Thinking about security risks is an odd concern to have?
Great security teams get paid to "worry", by which I mean "make a plan" for a given attack tree.
Your use of "odd" looks like a rhetorical technique to downplay legitimate security considerations. From my point of view, you are casually waving away an essential area of security. See:
https://www.paloaltonetworks.com/cyberpedia/data-exfiltratio...
> but you should not be exposing these kinds of services to the public internet (or giving them access to the public internet), eliminating the concern that it's giving your data away.
Let's evaluate the following claim: "a "properly" isolated system would, in theory, have no risk of data exfiltration. Now we have to define what we mean. Isolated from the network? Running in a sandbox? What happens when that system can interact with a compromised system?
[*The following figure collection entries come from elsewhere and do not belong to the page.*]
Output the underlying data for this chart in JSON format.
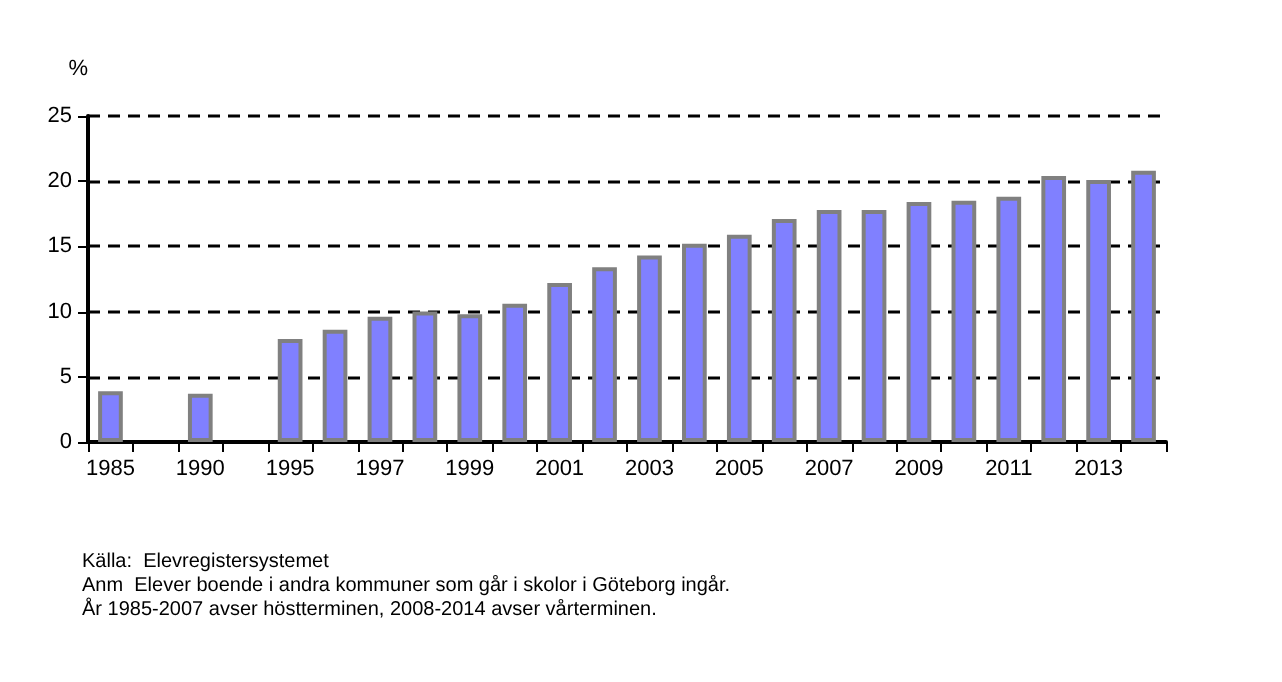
{
  "chart_data": {
    "type": "bar",
    "ylabel": "%",
    "categories": [
      "1985",
      null,
      "1990",
      null,
      "1995",
      null,
      "1997",
      null,
      "1999",
      null,
      "2001",
      null,
      "2003",
      null,
      "2005",
      null,
      "2007",
      null,
      "2009",
      null,
      "2011",
      null,
      "2013",
      null
    ],
    "values": [
      3.9,
      null,
      3.7,
      null,
      7.9,
      8.6,
      9.6,
      10.0,
      9.8,
      10.6,
      12.2,
      13.4,
      14.3,
      15.2,
      15.9,
      17.1,
      17.8,
      17.8,
      18.4,
      18.5,
      18.8,
      20.4,
      20.1,
      20.8
    ],
    "color": "#8080ff",
    "ylim": [
      0,
      25
    ],
    "yticks": [
      0,
      5,
      10,
      15,
      20,
      25
    ],
    "grid": "y",
    "annotations": [
      "Källa:  Elevregistersystemet",
      "Anm  Elever boende i andra kommuner som går i skolor i Göteborg ingår.",
      "År 1985-2007 avser höstterminen, 2008-2014 avser vårterminen."
    ]
  }
}
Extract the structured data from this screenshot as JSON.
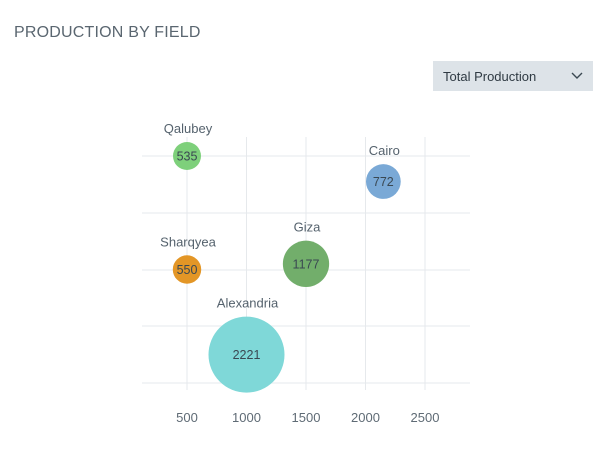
{
  "title": "PRODUCTION BY FIELD",
  "dropdown": {
    "selected": "Total Production",
    "icon": "chevron-down-icon"
  },
  "chart_data": {
    "type": "scatter",
    "subtype": "bubble",
    "title": "PRODUCTION BY FIELD",
    "xlabel": "",
    "ylabel": "",
    "xlim": [
      150,
      2850
    ],
    "ylim": [
      0,
      4.4
    ],
    "xticks": [
      500,
      1000,
      1500,
      2000,
      2500
    ],
    "grid": true,
    "points": [
      {
        "name": "Qalubey",
        "x": 500,
        "y": 4.0,
        "value": 535,
        "color": "#7ed07b"
      },
      {
        "name": "Cairo",
        "x": 2150,
        "y": 3.55,
        "value": 772,
        "color": "#7aa9d6"
      },
      {
        "name": "Sharqyea",
        "x": 500,
        "y": 2.0,
        "value": 550,
        "color": "#e39626"
      },
      {
        "name": "Giza",
        "x": 1500,
        "y": 2.1,
        "value": 1177,
        "color": "#72ae6b"
      },
      {
        "name": "Alexandria",
        "x": 1000,
        "y": 0.5,
        "value": 2221,
        "color": "#7fd8d8"
      }
    ]
  }
}
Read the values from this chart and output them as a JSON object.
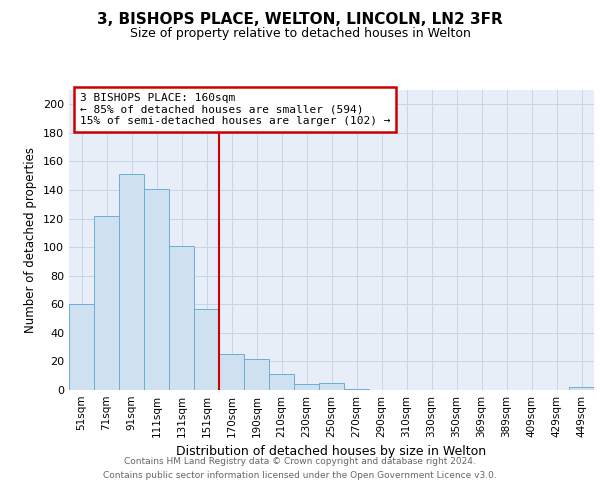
{
  "title": "3, BISHOPS PLACE, WELTON, LINCOLN, LN2 3FR",
  "subtitle": "Size of property relative to detached houses in Welton",
  "xlabel": "Distribution of detached houses by size in Welton",
  "ylabel": "Number of detached properties",
  "bar_labels": [
    "51sqm",
    "71sqm",
    "91sqm",
    "111sqm",
    "131sqm",
    "151sqm",
    "170sqm",
    "190sqm",
    "210sqm",
    "230sqm",
    "250sqm",
    "270sqm",
    "290sqm",
    "310sqm",
    "330sqm",
    "350sqm",
    "369sqm",
    "389sqm",
    "409sqm",
    "429sqm",
    "449sqm"
  ],
  "bar_heights": [
    60,
    122,
    151,
    141,
    101,
    57,
    25,
    22,
    11,
    4,
    5,
    1,
    0,
    0,
    0,
    0,
    0,
    0,
    0,
    0,
    2
  ],
  "bar_color": "#cfe0f0",
  "bar_edge_color": "#6aaed6",
  "vline_color": "#cc0000",
  "annotation_text": "3 BISHOPS PLACE: 160sqm\n← 85% of detached houses are smaller (594)\n15% of semi-detached houses are larger (102) →",
  "annotation_box_color": "#ffffff",
  "annotation_border_color": "#cc0000",
  "ylim": [
    0,
    210
  ],
  "yticks": [
    0,
    20,
    40,
    60,
    80,
    100,
    120,
    140,
    160,
    180,
    200
  ],
  "grid_color": "#c8d4e8",
  "background_color": "#e8eef8",
  "fig_background": "#ffffff",
  "footer_line1": "Contains HM Land Registry data © Crown copyright and database right 2024.",
  "footer_line2": "Contains public sector information licensed under the Open Government Licence v3.0."
}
What happens when people mess up?
From a security POV, any software could have some component that is malicious, compromised, or backdoored. It might be in the project itself or in the supply chain. And so on.
Defense in depth matters. None of the above concerns are "odd". A good security team is going to factor these in.
P.S. If you mean "low probability" then just say that.
I think these kinds of concerns are more valid for storage systems which serve online traffic or have some kind of connection to the outside world.
Really? More rhetoric that minimizes legitimate security concerns?
Again, if someone wants to make the claim that such concerns are "low probability" that would at least be defensible.